I have a very simple test grammar as following:

grammar Test;

statement: expression EOF;

expression
    :   Identifier
        |   expression binary_op expression
        |   expression assignment_operator expression
        |   expression '.' Identifier 
    ;

binary_op: '+';
assignment_operator : '='  ;

Identifier : [a-zA-Z]+ ;
WS : [ \n\r\t]+ -> channel(HIDDEN) ;

With this version of the grammar I got the expected behavior if I write the following code:

b.x + b.y 

I get a tree as (+ (. b x) (. b y))

However, if I replace expression binary_op expression by expression '+' expression I get a very different tree: (. (+ (. b x) b) y)

Is there any explanation for this?

Thanks

You have to set the precendence using something like this:

expr  : expr2 (assignment_operator expr3)?  # Equals
expr2 : expr1 (binary_op expr2)?            # Add
expr1 : Identifier | 
        expr1 . Identifier
      ;

This removes all ambiguity on operator precendence.

Literals in the parser can confuse matters. Check and fix the errors/warnings reported in generating the parser. Likely need to move the literals from parser rules to lexer rules.
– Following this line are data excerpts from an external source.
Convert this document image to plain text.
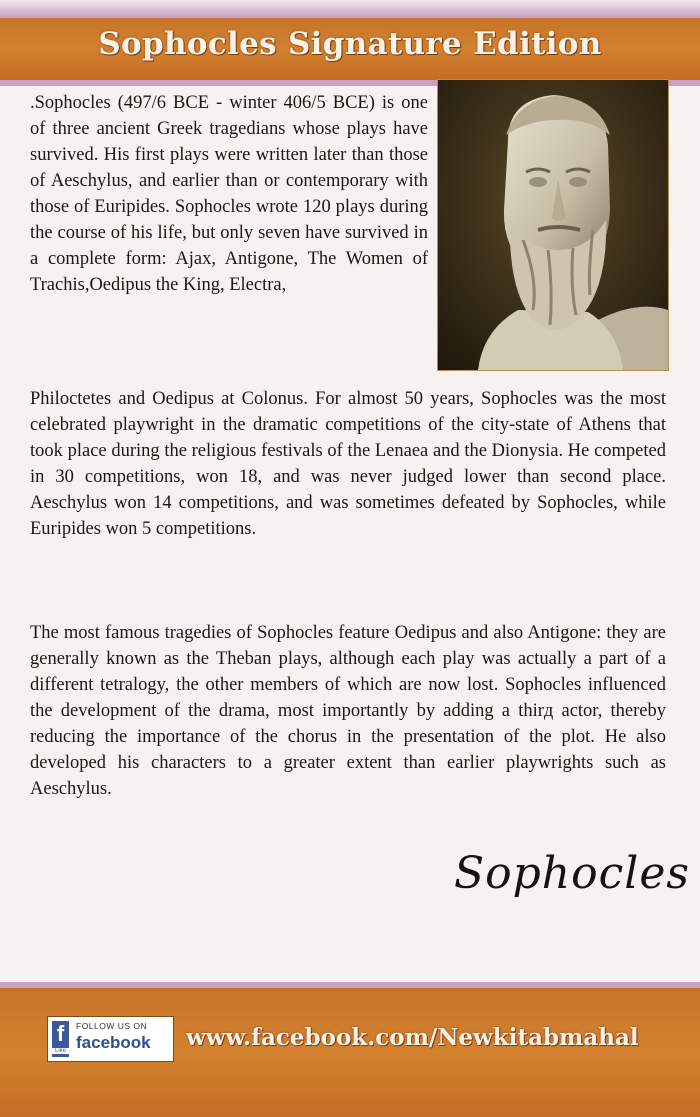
Sophocles Signature Edition
.Sophocles (497/6 BCE - winter 406/5 BCE) is one of three ancient Greek tragedians whose plays have survived. His first plays were written later than those of Aeschylus, and earlier than or contemporary with those of Euripides. Sophocles wrote 120 plays during the course of his life, but only seven have survived in a complete form: Ajax, Antigone, The Women of Trachis,Oedipus the King, Electra,
Philoctetes and Oedipus at Colonus. For almost 50 years, Sophocles was the most celebrated playwright in the dramatic competitions of the city-state of Athens that took place during the religious festivals of the Lenaea and the Dionysia. He competed in 30 competitions, won 18, and was never judged lower than second place. Aeschylus won 14 competitions, and was sometimes defeated by Sophocles, while Euripides won 5 competitions.
The most famous tragedies of Sophocles feature Oedipus and also Antigone: they are generally known as the Theban plays, although each play was actually a part of a different tetralogy, the other members of which are now lost. Sophocles influenced the development of the drama, most importantly by adding a thirд actor, thereby reducing the importance of the chorus in the presentation of the plot. He also developed his characters to a greater extent than earlier playwrights such as Aeschylus.
Sophocles
f
Like
FOLLOW US ON
facebook www.facebook.com/Newkitabmahal
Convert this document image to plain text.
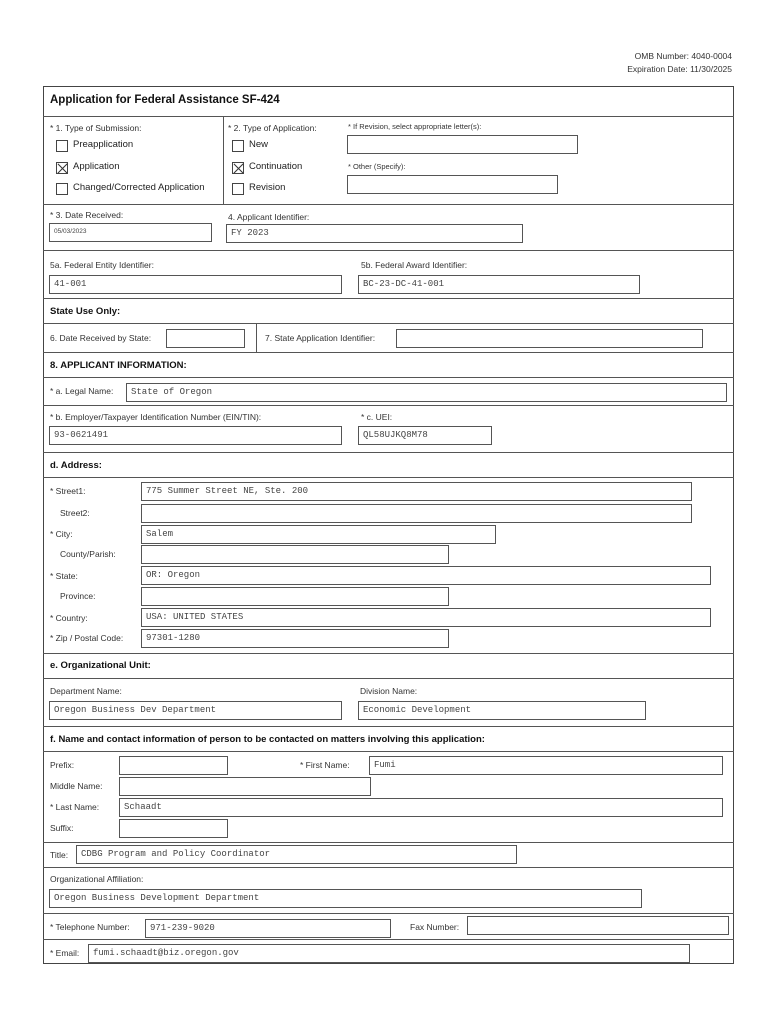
OMB Number: 4040-0004
Expiration Date: 11/30/2025
Application for Federal Assistance SF-424
* 1. Type of Submission:
Preapplication
Application
Changed/Corrected Application
* 2. Type of Application:
New
Continuation
Revision
* If Revision, select appropriate letter(s):
* Other (Specify):
* 3. Date Received:
05/03/2023
4. Applicant Identifier:
FY 2023
5a. Federal Entity Identifier:
41-001
5b. Federal Award Identifier:
BC-23-DC-41-001
State Use Only:
6. Date Received by State:	7. State Application Identifier:
8. APPLICANT INFORMATION:
* a. Legal Name:	State of Oregon
* b. Employer/Taxpayer Identification Number (EIN/TIN):
93-0621491
* c. UEI:
QL58UJKQ8M78
d. Address:
* Street1:	775 Summer Street NE, Ste. 200
Street2:
* City:	Salem
County/Parish:
* State:	OR: Oregon
Province:
* Country:	USA: UNITED STATES
* Zip / Postal Code:	97301-1280
e. Organizational Unit:
Department Name:
Oregon Business Dev Department
Division Name:
Economic Development
f. Name and contact information of person to be contacted on matters involving this application:
Prefix:	* First Name:	Fumi
Middle Name:
* Last Name:	Schaadt
Suffix:
Title:	CDBG Program and Policy Coordinator
Organizational Affiliation:
Oregon Business Development Department
* Telephone Number:	971-239-9020	Fax Number:
* Email:	fumi.schaadt@biz.oregon.gov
You can verify that the lexer is operating as intended by dumping the token stream. That will provide a clear basis for understanding the path that the parser is taking.

Update

Neither of the parse tree representations you list look proper for an Antlr4 parse tree. Nonetheless, tried both variants of your grammar and I consistently get:

Token dump:

Identifier: [@0,0:0='b',<4>,1:0]
Dot: [@1,1:1='.',<3>,1:1]
Identifier: [@2,2:2='x',<4>,1:2]
null: [@4,4:4='+',<1>,1:4]
Identifier: [@6,6:6='b',<4>,1:6]
Dot: [@7,7:7='.',<3>,1:7]
Identifier: [@8,8:8='y',<4>,1:8]

Tree dump:

(statement (expression (expression (expression (expression b) . x) + (expression b)) . y) <EOF>)

using

ParseTree tree = parser.statement();
System.out.print(tree.toStringTree(parser));

The nulls in this particular token dump are because the symbols are first defined in the parser.